Research

Working Papers

Leverage Cycle over the Life cycle: A Quantitative Model of Endogenous Leverage

Job Market Paper 

(Download the Latest Version of My Paper)

Abstract: This paper provides a quantitative model that rationalizes two well-established facts on the US housing market: leverage moves in tandem with housing prices, whereas mortgage spreads move in the opposite direction. In this model, a large number of overlapping generations accumulate housing assets using leverage. They select mortgage contracts from a menu that specifies interest rates for various levels of loan-to-value ratio (LTV), often called a Credit Surface. Within this framework, large negative endowment shocks not only reduce housing prices due to households' decreased purchasing power but also reinforce the decline by weakening the ability of houses to serve as collateral for borrowing. The Credit Surface rises and gets steeper as interest rates and spreads increase in downturns. In an application calibrated to the Great Recession, my model matches the 10-percentage-point drop in the leverage of first-time homebuyers that was observed at that time.

Work in Progress

Monitoring the Credit Surface: Macro-prudential Policy and Leverage

Joint with Ana Fostel and Eric Young 

Abstract: Market outcomes in an economy with endogenous leverage are inefficient.
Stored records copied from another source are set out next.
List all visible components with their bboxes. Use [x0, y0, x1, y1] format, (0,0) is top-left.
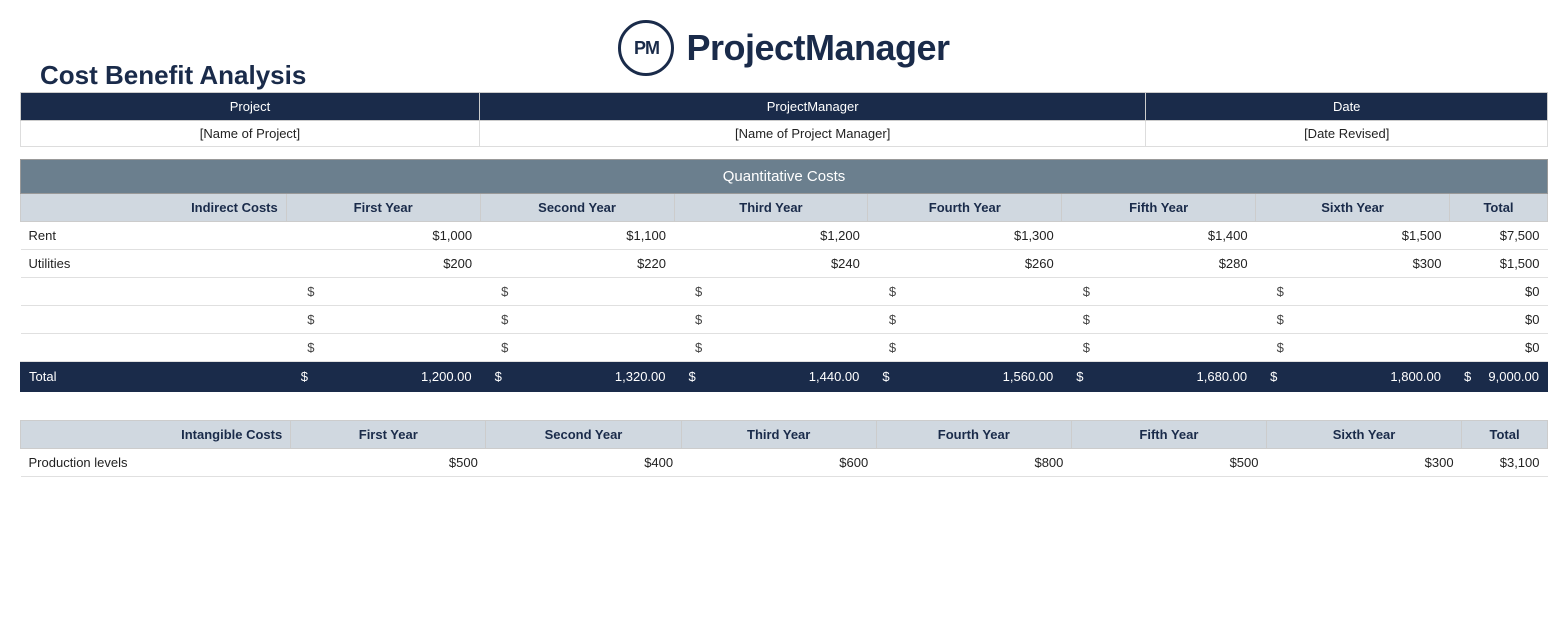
intangible-col-y6: Sixth Year: [1266, 421, 1461, 449]
intangible-col-y3: Third Year: [681, 421, 876, 449]
col-header-y2: Second Year: [480, 194, 674, 222]
quantitative-costs-table: Quantitative Costs Indirect Costs First …: [20, 159, 1548, 392]
col-header-y4: Fourth Year: [868, 194, 1062, 222]
indirect-costs-label: Indirect Costs: [21, 194, 287, 222]
intangible-col-y1: First Year: [291, 421, 486, 449]
intangible-col-total: Total: [1462, 421, 1548, 449]
logo-name: ProjectManager: [686, 27, 949, 69]
intangible-col-y4: Fourth Year: [876, 421, 1071, 449]
col-header-y6: Sixth Year: [1256, 194, 1450, 222]
table-row: Rent $1,000 $1,100 $1,200 $1,300 $1,400 …: [21, 222, 1548, 250]
table-row: $ $ $ $ $ $ $0: [21, 306, 1548, 334]
intangible-col-y2: Second Year: [486, 421, 681, 449]
intangible-costs-label: Intangible Costs: [21, 421, 291, 449]
page-title: Cost Benefit Analysis: [40, 60, 306, 91]
col-header-total: Total: [1450, 194, 1548, 222]
intangible-col-y5: Fifth Year: [1071, 421, 1266, 449]
info-value-date: [Date Revised]: [1146, 121, 1548, 147]
col-header-y3: Third Year: [674, 194, 868, 222]
totals-row: Total $ 1,200.00 $ 1,320.00 $ 1,440.00 $…: [21, 362, 1548, 392]
table-row: $ $ $ $ $ $ $0: [21, 278, 1548, 306]
info-value-project: [Name of Project]: [21, 121, 480, 147]
logo-icon: PM: [618, 20, 674, 76]
info-bar: Project ProjectManager Date [Name of Pro…: [20, 92, 1548, 147]
info-header-date: Date: [1146, 93, 1548, 121]
quantitative-costs-header: Quantitative Costs: [21, 160, 1548, 194]
info-value-pm: [Name of Project Manager]: [479, 121, 1145, 147]
col-header-y1: First Year: [286, 194, 480, 222]
table-row: $ $ $ $ $ $ $0: [21, 334, 1548, 362]
info-header-project: Project: [21, 93, 480, 121]
table-row: Production levels $500 $400 $600 $800 $5…: [21, 449, 1548, 477]
col-header-y5: Fifth Year: [1062, 194, 1256, 222]
table-row: Utilities $200 $220 $240 $260 $280 $300 …: [21, 250, 1548, 278]
info-header-pm: ProjectManager: [479, 93, 1145, 121]
intangible-costs-table: Intangible Costs First Year Second Year …: [20, 420, 1548, 477]
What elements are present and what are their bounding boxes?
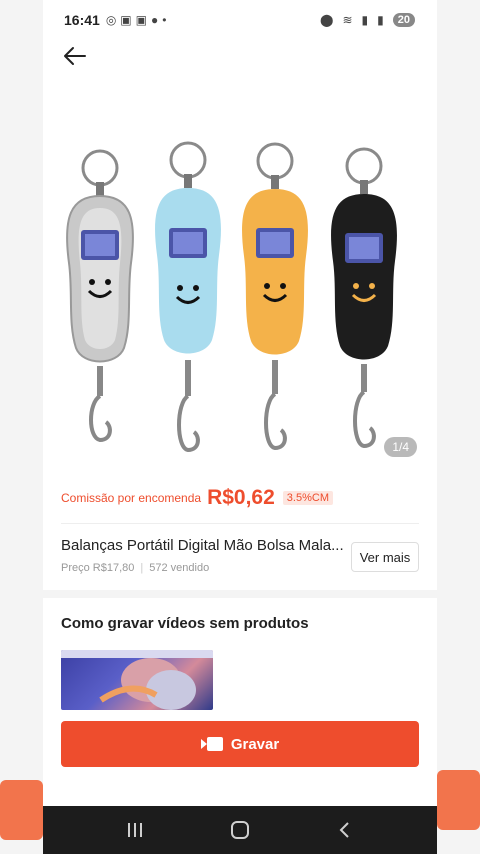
top-bar bbox=[43, 38, 437, 72]
app-icon: ▣ bbox=[120, 13, 132, 27]
scale-black bbox=[331, 147, 397, 449]
signal-icon: ▮ bbox=[361, 13, 369, 27]
product-sold-count: 572 vendido bbox=[149, 562, 210, 574]
dot-icon: • bbox=[162, 13, 167, 27]
status-bar: 16:41 ◎ ▣ ▣ ● • ⬤ ≋ ▮ ▮ 20 bbox=[43, 0, 437, 40]
record-button[interactable]: Gravar bbox=[61, 721, 419, 767]
app-icon: ▣ bbox=[135, 13, 147, 27]
scale-yellow bbox=[242, 142, 308, 451]
system-nav-bar bbox=[43, 806, 437, 854]
status-right: ⬤ ≋ ▮ ▮ 20 bbox=[320, 13, 415, 27]
meta-separator: | bbox=[140, 562, 144, 574]
section-heading: Como gravar vídeos sem produtos bbox=[61, 615, 309, 632]
product-title[interactable]: Balanças Portátil Digital Mão Bolsa Mala… bbox=[61, 537, 351, 554]
product-image[interactable]: 1/4 bbox=[43, 78, 437, 473]
arrow-left-icon[interactable] bbox=[61, 42, 89, 70]
background-blur bbox=[437, 770, 480, 830]
status-time: 16:41 bbox=[64, 12, 100, 28]
video-preview-image bbox=[61, 650, 213, 710]
record-button-label: Gravar bbox=[230, 735, 280, 753]
signal-icon: ▮ bbox=[377, 13, 384, 27]
facebook-icon: ● bbox=[150, 13, 159, 27]
recent-apps-icon[interactable] bbox=[125, 821, 145, 839]
right-background bbox=[437, 0, 480, 854]
phone-screen: 16:41 ◎ ▣ ▣ ● • ⬤ ≋ ▮ ▮ 20 1/4 Comissão … bbox=[43, 0, 437, 854]
scale-blue bbox=[155, 141, 221, 453]
image-counter: 1/4 bbox=[384, 437, 417, 457]
whatsapp-icon: ◎ bbox=[105, 13, 117, 27]
section-divider bbox=[43, 590, 437, 598]
commission-row: Comissão por encomenda R$0,62 3.5%CM bbox=[61, 486, 333, 510]
commission-value: R$0,62 bbox=[207, 486, 275, 509]
product-photo-luggage-scales bbox=[66, 141, 397, 453]
left-background bbox=[0, 0, 43, 854]
back-icon[interactable] bbox=[335, 820, 355, 840]
divider bbox=[61, 523, 419, 524]
scale-silver bbox=[66, 149, 134, 443]
commission-label: Comissão por encomenda bbox=[61, 491, 202, 505]
product-price: Preço R$17,80 bbox=[61, 562, 135, 574]
background-blur bbox=[0, 780, 43, 840]
video-thumbnail[interactable] bbox=[61, 650, 213, 710]
home-icon[interactable] bbox=[230, 820, 250, 840]
commission-rate-badge: 3.5%CM bbox=[282, 491, 333, 505]
product-meta: Preço R$17,80 | 572 vendido bbox=[61, 562, 209, 574]
see-more-button[interactable]: Ver mais bbox=[351, 542, 419, 572]
video-camera-icon bbox=[200, 737, 223, 751]
wifi-icon: ≋ bbox=[342, 13, 353, 27]
location-icon: ⬤ bbox=[320, 13, 334, 27]
battery-indicator: 20 bbox=[392, 13, 415, 27]
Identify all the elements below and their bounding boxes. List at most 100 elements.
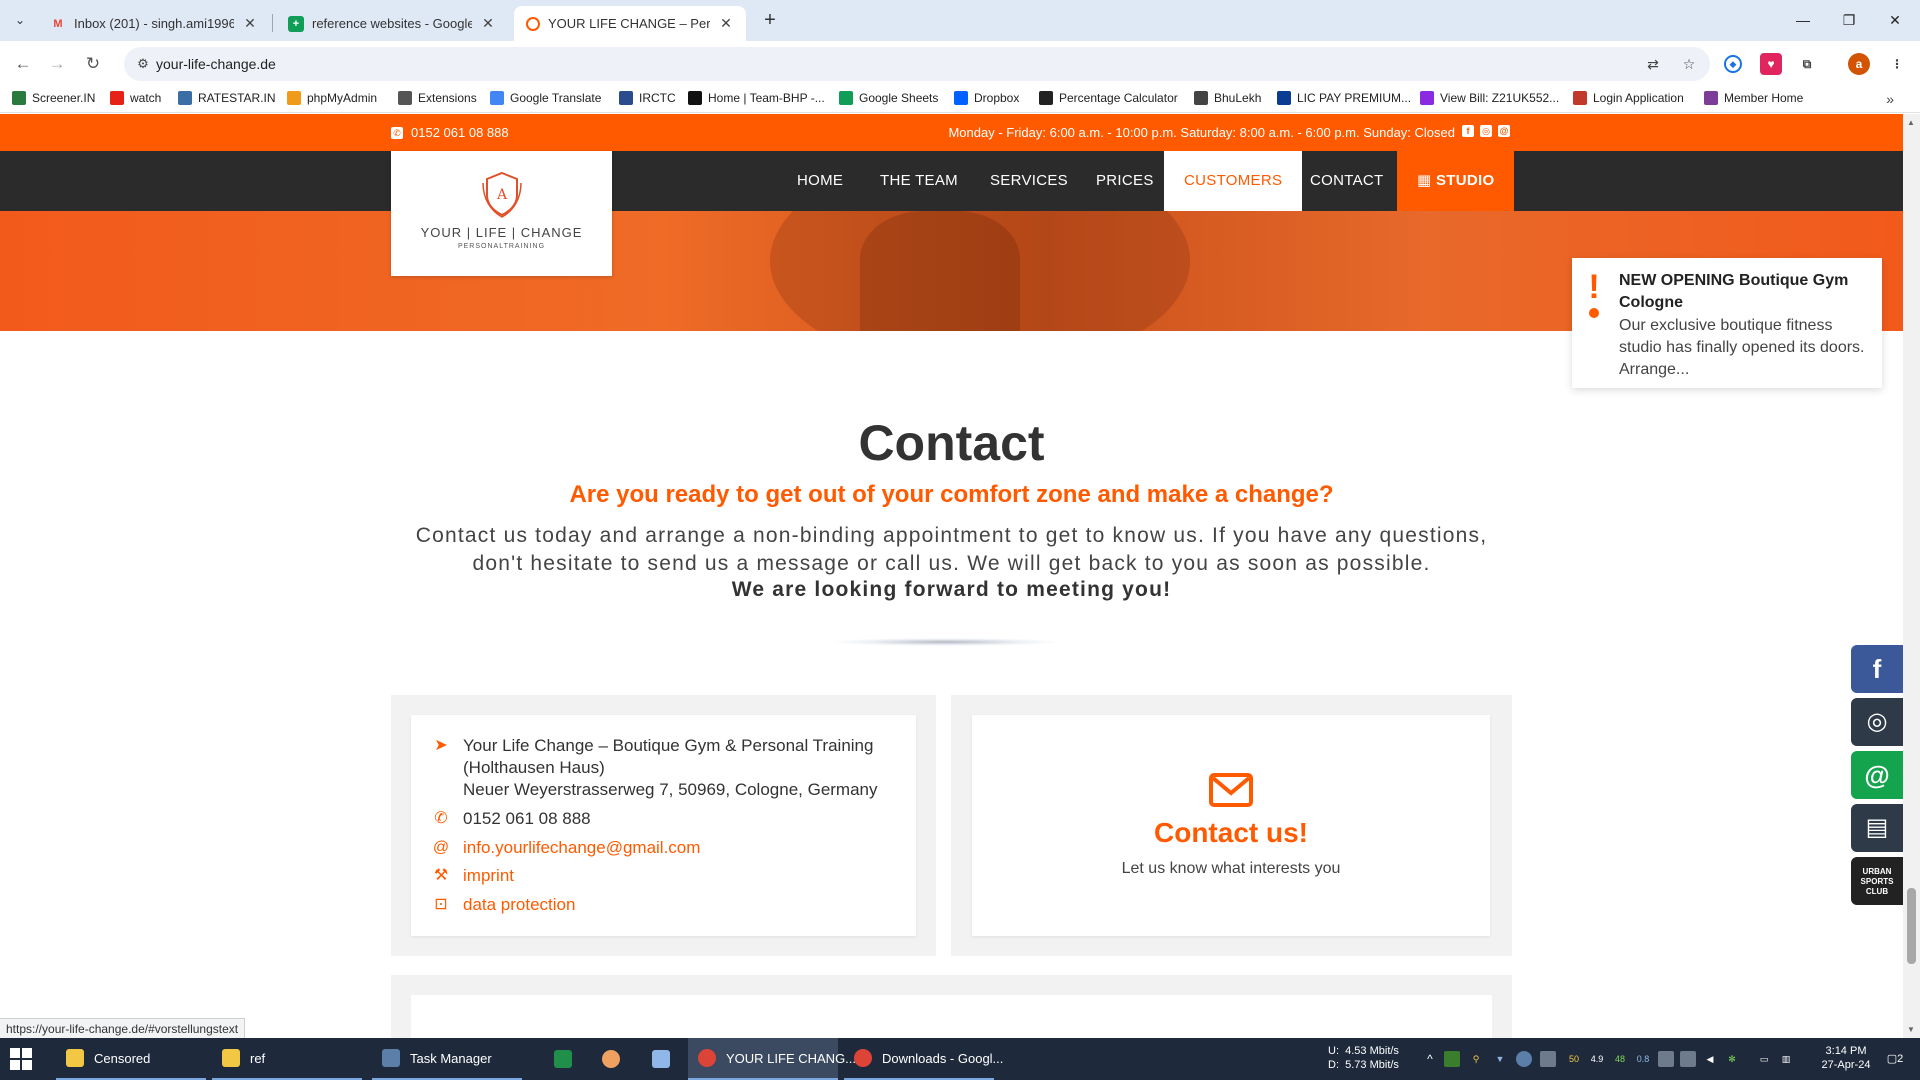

In the presence of a strong feedback loop between leverage and asset prices, large endowment shocks can generate leverage cycles, resulting in significant volatilities in prices and household consumption. To attenuate leverage cycles, we explore different methods of applying macro-prudential policy and compare the resulting outcomes across these implementations. Specifically, imposing taxes on debt contracts on the ascending segment of the Credit Surface induces younger households to reallocate their risky portfolios towards safer assets, which reduces price volatility. Applying a uniform tax rate to all contracts on the Credit Surface also reduce price volatility, despite young households retaining their preference for risky portfolios.